Avatarı
Haber Merkezi kaleminden...

NEREDEN NEREYE…!

Haber Merkezi tarafından
07 Mart, 2016 08:35 tarihinde yayınlandı /Güncelleme: 05.10.2024 08:15
A+ A-

NEREDEN NEREYE…!

Karabük’ün bugünkü ruh halinin geçmişle hiçbir bağlantısı kalmamış durumda. Tarihsel ortamın sürekli değişmesi en büyük etkeni oluşturuyor. İnsanlar şimdilerde geleceklerini farklı beklentiler üzerine kuruyorlar.
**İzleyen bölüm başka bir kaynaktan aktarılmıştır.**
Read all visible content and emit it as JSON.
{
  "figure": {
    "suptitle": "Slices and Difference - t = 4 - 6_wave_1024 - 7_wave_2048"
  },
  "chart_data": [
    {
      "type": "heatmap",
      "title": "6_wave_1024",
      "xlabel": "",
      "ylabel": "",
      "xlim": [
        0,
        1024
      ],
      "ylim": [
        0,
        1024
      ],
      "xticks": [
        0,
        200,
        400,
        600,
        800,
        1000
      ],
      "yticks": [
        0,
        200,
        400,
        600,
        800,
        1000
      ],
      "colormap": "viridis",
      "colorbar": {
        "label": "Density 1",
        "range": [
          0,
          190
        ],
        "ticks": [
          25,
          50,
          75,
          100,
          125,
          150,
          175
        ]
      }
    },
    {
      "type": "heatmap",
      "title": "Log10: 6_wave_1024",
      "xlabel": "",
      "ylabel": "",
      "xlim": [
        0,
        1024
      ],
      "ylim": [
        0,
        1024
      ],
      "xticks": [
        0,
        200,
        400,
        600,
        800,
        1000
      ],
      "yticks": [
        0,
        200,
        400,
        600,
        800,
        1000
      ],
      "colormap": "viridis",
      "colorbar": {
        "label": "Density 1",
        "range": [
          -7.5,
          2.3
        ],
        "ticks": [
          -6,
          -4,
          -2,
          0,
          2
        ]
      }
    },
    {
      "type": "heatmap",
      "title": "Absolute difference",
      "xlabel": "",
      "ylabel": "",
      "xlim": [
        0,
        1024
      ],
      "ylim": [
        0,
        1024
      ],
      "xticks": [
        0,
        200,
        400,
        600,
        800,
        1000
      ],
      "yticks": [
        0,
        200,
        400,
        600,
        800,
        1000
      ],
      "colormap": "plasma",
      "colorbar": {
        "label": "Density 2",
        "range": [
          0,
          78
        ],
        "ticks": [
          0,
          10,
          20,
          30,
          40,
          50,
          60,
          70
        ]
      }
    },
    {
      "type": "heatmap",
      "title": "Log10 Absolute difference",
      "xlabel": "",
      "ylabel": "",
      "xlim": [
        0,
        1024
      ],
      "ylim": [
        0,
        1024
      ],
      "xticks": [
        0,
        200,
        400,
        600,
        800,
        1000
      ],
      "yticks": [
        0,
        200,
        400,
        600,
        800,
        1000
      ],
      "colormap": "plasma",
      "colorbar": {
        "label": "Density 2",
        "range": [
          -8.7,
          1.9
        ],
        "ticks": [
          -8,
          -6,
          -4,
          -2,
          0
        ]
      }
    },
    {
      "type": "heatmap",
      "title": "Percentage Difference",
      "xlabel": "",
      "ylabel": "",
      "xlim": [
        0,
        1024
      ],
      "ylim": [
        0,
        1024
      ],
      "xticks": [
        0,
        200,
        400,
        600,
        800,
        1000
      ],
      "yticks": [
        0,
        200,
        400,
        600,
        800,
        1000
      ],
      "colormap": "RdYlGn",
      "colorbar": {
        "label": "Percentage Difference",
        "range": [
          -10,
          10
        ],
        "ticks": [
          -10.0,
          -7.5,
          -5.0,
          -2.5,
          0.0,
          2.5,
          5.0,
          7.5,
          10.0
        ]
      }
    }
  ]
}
Gençlerde bu durum daha belirgin biçimde görülüyor Ruh hallerini etkileyen en önemli husus; toplum olarak üretici durumdan tüketici duruma düşürülmemiz. Geçmişe baktığınızda Karabük üretici bir kenti idi. İşçi ve emekçi olmak büyük bir meziyetti. Fabrika işçi olmak bir statü kazanmak gibi bir şeydi. Küreselleşen dünya ,hızlı liberalleşme süreci ile birlikte Karabük değişime uğradı. Karabük artık emekçi ve değer üreten bir kent değil. Eskiden 40 haddehane çalışırdı. Şimdi 4-5 tanesi ancak çalışabiliyor. Bu haliyle Karabük üretici kimliğini yavaş yavaş kaybediyor. Böyle bir ortamda ruh hali kenti moral ve motivasyon açısından etkisizleştirir. Bu çok önemsenmesi gereken bir husustur. İnsanlar önce köyden çeşitli bahanelerle kente göç ettirildiler. Bunun sonucunda ilk önce köylerde üretim durdu. Kente göç eden insanlar,yaşamak için iş bulmak zorundaydılar. En düşük ücretle buldukları işlerde şöyle ya da böyle çalışmaya başladır. Karın tokluğu onlar için kente uyum göstermenin en büyük mükafatı idi. Bir süre sonra kent, istihdamda doygunluk yaşamaya başladı. Bunun sonucunda düşük ücretle de iş bulmak imkansızlaştı. İşte kentin ruh halini bozan yapılaşma böylece başladı. Sormak gerekir. Kente gelmiş,nüfusu artırmış,kalifiyesiz nitelikte bu insanlar şimdi ne yer,ne içerler.? Onlara kimler sahip çıkar.? Zaman zaman yaygın ve yerel medyaya yansıyan çirkinliklerin,kötülüklerin,fenalıkların ve hatta intiharların nedeni bu durum değil midir? Kim ne derse desin. Ortada bir gerçek var… Tüken toplum giderek önce kimliksizleşiyor. Çalışma şevkini giderek kaybediyor. Yapacak iş bulamadığı için dedikoduya başlıyor. Bir değer ortaya koyamıyor. İnsanlar bir iş yaptıklarını zannederek bir süre sonra kendi kendilerini kandırmaya başlıyorlar. Sorunları çözmede akılcı davranmıyorlar. Kavga ve dövüşe başlıyorlar. Kolaycılığı yaşam tarzı olarak benimsiyorlar. Öze değil biçime önem veriyorlar. En önemlisi de zamanın önemini kavramakta zorluk çekiyorlar. Atı olan Üsküdar’ı geçince de… Nerede hata yaptım diye dövünmeye başlıyorlar. Sizce psikoloji bu ruh haline ne der? Sosyolojiye gönderme yapamıyorum. Çünkü bu bozulmaya hiçbir bilim çare olamaz. İşin içinden çıkması mümkün değil… Yani… Sosyoloji resmen iflas etti.!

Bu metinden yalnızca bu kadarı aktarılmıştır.